February 06, 2019
Published 15 days ago
ISLAMABAD - The Supreme Court criticized the role of media and regulator PEMRA during the sit-in by Tehreek-e-Labaik Pakistan (TLP) at Faizabad in November 2017 over the change in the wording of declaration of electoral candidates over the finality of the prophethood.
In its detailed verdict, the two-member SC bench comprising Justice Mushir Alam and Justice Qazi Faez Isa regretted that the “media provided unabated coverage to TLP. TLP’s leadership created hatred amongst the people, they abused, threatened and advocated violence; and this was broadcasted by some private television channels.”
According to the verdict, “TLP received prime-time free media coverage and publicity, transforming it overnight into a household name. Some talk-show hosts were termed unscrupulous who “incited and provoked citizens. The free publicity made TLP, a little known political party, into a phenomenon.”
This publicity helped TLP get a sizable number of votes in the general elections on 25 July 2018.
It said ISI’s report “identified Channel 92 as a television channel supporting TLP and stated that its owners had supplied food to the protestors occupying the Faizabad Interchange”.
It regretted that PEMRA, however, did not take action under the PEMRA Ordinance against any of its licensees for violating the terms of their licenses. “PEMRA abdicated its statutory duty, a duty which it was legally obliged to fulfil.”
On the other hand, it added that television channels and newspapers had complained about interference in their broadcasts and the delivery of their publications, but PEMRA failed to protect the legitimate rights of its licensed broadcasters.

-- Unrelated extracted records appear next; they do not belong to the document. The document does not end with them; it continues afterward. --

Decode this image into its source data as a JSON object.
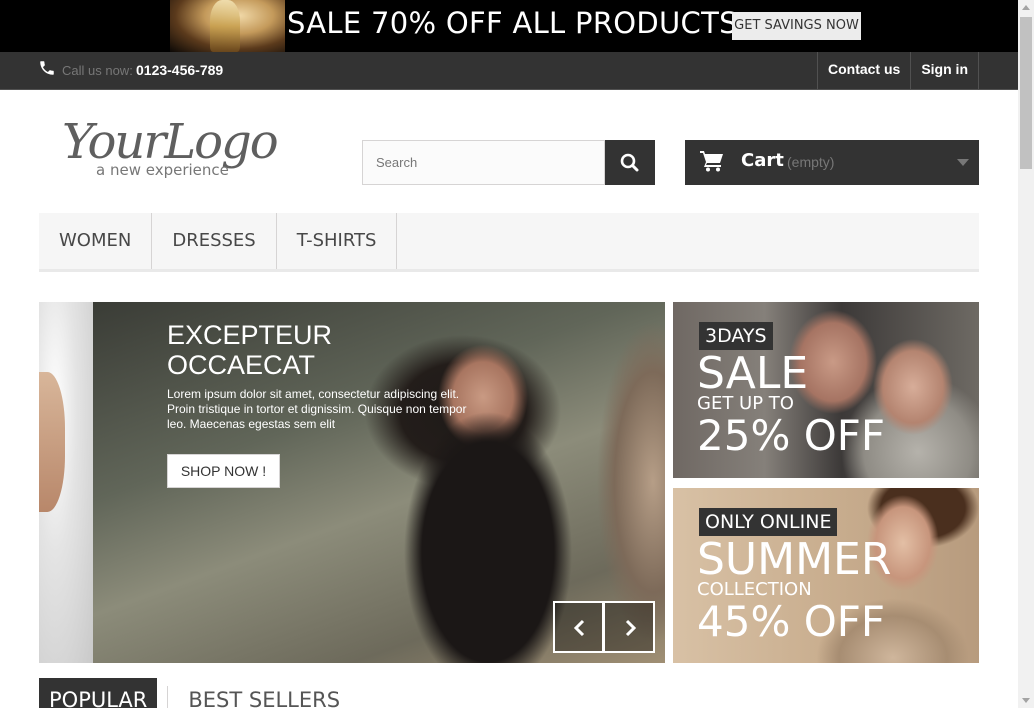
{
  "promo": {
    "text": "SALE 70% OFF ALL PRODUCTS",
    "button": "GET SAVINGS NOW"
  },
  "topbar": {
    "call_label": "Call us now:",
    "call_number": "0123-456-789",
    "nav": [
      "Contact us",
      "Sign in"
    ]
  },
  "header": {
    "logo": {
      "main": "YourLogo",
      "tagline": "a new experience"
    },
    "search_placeholder": "Search",
    "cart_label": "Cart",
    "cart_status": "(empty)"
  },
  "menu": [
    "WOMEN",
    "DRESSES",
    "T-SHIRTS"
  ],
  "slider": {
    "title_line1": "EXCEPTEUR",
    "title_line2": "OCCAECAT",
    "text": "Lorem ipsum dolor sit amet, consectetur adipiscing elit. Proin tristique in tortor et dignissim. Quisque non tempor leo. Maecenas egestas sem elit",
    "button": "SHOP NOW !"
  },
  "banners": [
    {
      "tag": "3DAYS",
      "headline": "SALE",
      "sub": "GET UP TO",
      "offer": "25% OFF"
    },
    {
      "tag": "ONLY ONLINE",
      "headline": "SUMMER",
      "sub": "COLLECTION",
      "offer": "45% OFF"
    }
  ],
  "tabs": [
    "POPULAR",
    "BEST SELLERS"
  ],
  "colors": {
    "dark": "#333333",
    "menu_bg": "#f6f6f6",
    "black_banner": "#000000"
  }
}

“Broadcasts by DAWN and Geo television channels were stopped/interrupted; complaints stating this were acknowledged by PEMRA. DAWN and Geo were particularly targeted in the cantonment and defence housing authority areas of the country, which too was confirmed by PEMRA. But, sadly, PEMRA looked the other way. It did nothing to protect the interests of its licensees nor took action against those cable operators who were responsible. On 19th March 2018 and on 24th April 2018, information was sought from PEMRA as to who was responsible, but PEMRA professed ignorance.”
It also regretted that daily Dawn, "the oldest English language newspaper of the country, which was founded by Quaid-e-Azam Muhammad Ali Jinnah, was targeted the most."
The verdict said overt and covert censorship is unconstitutional and illegal. “Nebulous tactics, such as issuing advice to self-censor, to suppress independent viewpoints, to project prescribed ones, to direct who should be hired or fired by media organizations is also illegal.”